2007'den Bugüne 92,307 Tavsiye, 28,219 Uzman ve 19,976 Bilimsel Makale
Site İçi Arama
Yeni Tavsiye Ekleyin!



Türkiye'nin En Engebeli Düzlükleri: Şehrimizin Caddeleri
YAZI #747 © Yazan Psk.İzzet GÜLLÜ | Yayın Mart 2010
TÜRKİYE'NİN EN ENGEBELİ DÜZLÜKLERİ: MALATYA CADDELERİ

Değişik platformlarda yayınlanan yüzün üzerinde yazım var. İstisnasız tamamının konusu mesleğim olan insan psikolojisi üzerine. Lakin bu yazımın konusu biraz farklı olacak. O yüzden de böylesi bir sorun hakkında yazıp yazmama hususunda uzun zamandan beri derin bir bocalama yaşıyorum. Her trafiğe çıkışta “yo, bu sefer yazacağım” diyorum, ucu siyasete dokunacak diye geri duruyorum, birkaç gün sonra yine “yazmalıyım” diye içimden geçiriyorum, sonra tekrar vazgeçiyorum. Gerçi insana dair hangi sorun vardır ki psikolojimizle direkt yahut dolaylı olarak bir ilgisi, ilişkisi bulunmasın. Öyle değil mi!

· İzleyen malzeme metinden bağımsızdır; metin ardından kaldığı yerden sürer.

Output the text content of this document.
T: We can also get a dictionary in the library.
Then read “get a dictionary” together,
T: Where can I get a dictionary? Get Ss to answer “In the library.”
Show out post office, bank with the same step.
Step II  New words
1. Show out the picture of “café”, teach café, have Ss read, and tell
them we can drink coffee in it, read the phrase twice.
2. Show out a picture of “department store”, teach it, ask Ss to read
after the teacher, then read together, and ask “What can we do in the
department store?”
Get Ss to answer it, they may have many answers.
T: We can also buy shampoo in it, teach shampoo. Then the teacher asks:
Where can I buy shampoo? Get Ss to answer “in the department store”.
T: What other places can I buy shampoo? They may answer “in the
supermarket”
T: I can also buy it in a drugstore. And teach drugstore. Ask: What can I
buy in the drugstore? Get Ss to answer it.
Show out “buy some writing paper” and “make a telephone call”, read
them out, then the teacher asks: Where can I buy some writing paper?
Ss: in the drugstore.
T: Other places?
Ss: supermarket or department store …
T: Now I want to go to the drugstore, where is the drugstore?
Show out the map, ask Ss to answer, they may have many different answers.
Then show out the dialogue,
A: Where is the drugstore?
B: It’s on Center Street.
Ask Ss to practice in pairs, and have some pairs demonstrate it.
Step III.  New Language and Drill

Şırnak ili dağlık Gabar bölgesinde yedek subay olarak görevimi ifa ederken (dağ başındaki bu yerde bölgenin koşulları gereği bir konteynır içinde yer alan ve akvaryumu dahi bulunan odam tugay komutanının makamından sonraki en güzel odaydı. Güzide ordumuzda psikolojiye verilen önem böyleydi) psikolog olarak görev tanımımızda sadece kişilerin bireysel sorunları değil, birliğin psikolojik ortamının askerler için daha uygun hale getirilmesi yönünde çalışma yapmak olduğu yazıyordu. Birliğin ortamına dair tespitlerimiz titizlikle dikkate alınıyor, askerlerin lehine anında düzeltilmesi cihetine gidiliyordu. Öyle ya, balığın sağlığı içinde yaşadığı akvaryumun koşullarından ayrı ve bağımsız değildir ki.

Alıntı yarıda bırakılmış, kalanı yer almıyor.